Ellis v. Allstate Insurance

In an action to recover proceeds of an insurance policy, the plaintiff appeals, as limited by his brief, from so much of an order of the Supreme Court, Nassau County (Morrison, J.), dated September 15, 1988, as, inter alia, denied his motion for summary judgment, and the defendant has filed a notice of cross appeal from the order.

Ordered that the cross appeal is dismissed as abandoned; and it is further,

Ordered that the order is affirmed insofar as appealed from by the plaintiff; and it is further,

Ordered that the defendant is awarded one bill of costs.

The plaintiff was seriously injured when he was struck by a motor vehicle driven by one Brian McClane. A judgment was entered against that tort-feasor and the plaintiff commenced *544the instant action in order to recover the balance of the judgment from McClane’s excess insurance carrier, the defendant Allstate Insurance Company. The defendant denied liability, contending, inter alia, that McClane was engaged in a business activity at the time of the incident and that accidents occurring under such circumstances are excluded from coverage under the policy.

The plaintiff moved for summary judgment, relying primarily upon Brian McClane’s affidavit categorically denying that he was involved in a business activity at the time of the accident. If there was any business involvement, the defendant is not liable to the plaintiff based on the business exclusion in the policy.

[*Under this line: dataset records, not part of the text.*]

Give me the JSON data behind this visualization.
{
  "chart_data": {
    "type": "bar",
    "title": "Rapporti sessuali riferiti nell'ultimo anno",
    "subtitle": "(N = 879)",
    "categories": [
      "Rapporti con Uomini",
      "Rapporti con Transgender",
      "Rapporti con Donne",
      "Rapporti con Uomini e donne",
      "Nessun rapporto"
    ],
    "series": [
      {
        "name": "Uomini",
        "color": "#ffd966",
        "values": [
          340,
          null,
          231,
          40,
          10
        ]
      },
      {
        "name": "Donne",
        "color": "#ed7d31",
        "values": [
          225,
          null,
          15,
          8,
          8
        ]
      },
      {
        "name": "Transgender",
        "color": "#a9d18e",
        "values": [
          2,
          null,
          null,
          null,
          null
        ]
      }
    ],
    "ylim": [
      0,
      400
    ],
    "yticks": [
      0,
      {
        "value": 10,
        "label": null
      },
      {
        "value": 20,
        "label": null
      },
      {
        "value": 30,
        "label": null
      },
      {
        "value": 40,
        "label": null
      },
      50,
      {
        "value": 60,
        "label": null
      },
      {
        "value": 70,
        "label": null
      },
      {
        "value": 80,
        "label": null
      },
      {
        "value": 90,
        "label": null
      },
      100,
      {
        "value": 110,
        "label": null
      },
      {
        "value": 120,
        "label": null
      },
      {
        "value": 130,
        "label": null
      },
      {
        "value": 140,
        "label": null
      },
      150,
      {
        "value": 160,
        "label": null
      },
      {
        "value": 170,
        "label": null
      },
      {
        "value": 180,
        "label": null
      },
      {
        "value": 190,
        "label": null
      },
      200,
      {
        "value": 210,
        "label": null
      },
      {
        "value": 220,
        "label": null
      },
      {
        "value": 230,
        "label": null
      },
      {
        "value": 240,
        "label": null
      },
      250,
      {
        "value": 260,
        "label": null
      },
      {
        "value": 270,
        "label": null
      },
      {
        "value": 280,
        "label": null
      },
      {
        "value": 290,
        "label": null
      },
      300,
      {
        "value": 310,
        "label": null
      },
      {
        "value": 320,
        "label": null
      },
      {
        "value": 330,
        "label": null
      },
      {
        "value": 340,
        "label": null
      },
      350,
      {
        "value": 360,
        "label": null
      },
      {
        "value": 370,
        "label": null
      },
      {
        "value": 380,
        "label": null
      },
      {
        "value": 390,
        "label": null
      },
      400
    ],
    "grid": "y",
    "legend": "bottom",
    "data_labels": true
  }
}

It is evident that McClane has a great personal interest in the matter. Thus, we find him to be an interested witness, whose testimony a fact finder may be inclined to discredit. If his testimony were not found credible, there would be no support for the plaintiffs position (see, Cohen v St. Regis Paper Co., 64 NY2d 656, 658). Furthermore, only McClane has personal knowledge of his purpose and destination at the time his vehicle struck the plaintiff. Where a matter is within a person’s exclusive knowledge, on a motion for summary judgment an issue of credibility may be raised requiring a trial (see, Castillo v General Acc. Ins. Co., Ill AD2d 112, 113). Moreover, "summary judgment should be denied where knowledge of the facts 'is * * * peculiarly within the possession of the movant’ ” (Frame v Markowitz, 125 AD2d 442, 443; see also, Hoffman-Rattet v Ortho Pharm. Corp., 135 Misc 2d 750). Thus, we concur with the finding of the Supreme Court, Nassau County, that there are triable issues of material fact requiring the denial of summary judgment.

The plaintiff also contends that the defendant’s notice disclaiming coverage pursuant to the business exclusion in the policy was untimely as a matter of law. Given the particular facts and circumstances of the instant action, this court notes its disapproval of the dilatory manner in which the defendant handled the plaintiffs claim. Nevertheless, the defendant’s delay in giving timely notice of disclaimer was not unreasonable as a matter of law (see, Hartford Ins. Co. v County of Nassau, 46 NY2d 1028, rearg denied 47 NY2d 951). The determination of that issue is for the trier of fact (see, Allstate Ins. Co. v Gross, 27 NY2d 263).

We have reviewed the parties’ remaining contentions and find them to be without merit. Thompson, J. P., Lawrence, Rubin and Balletta, JJ., concur.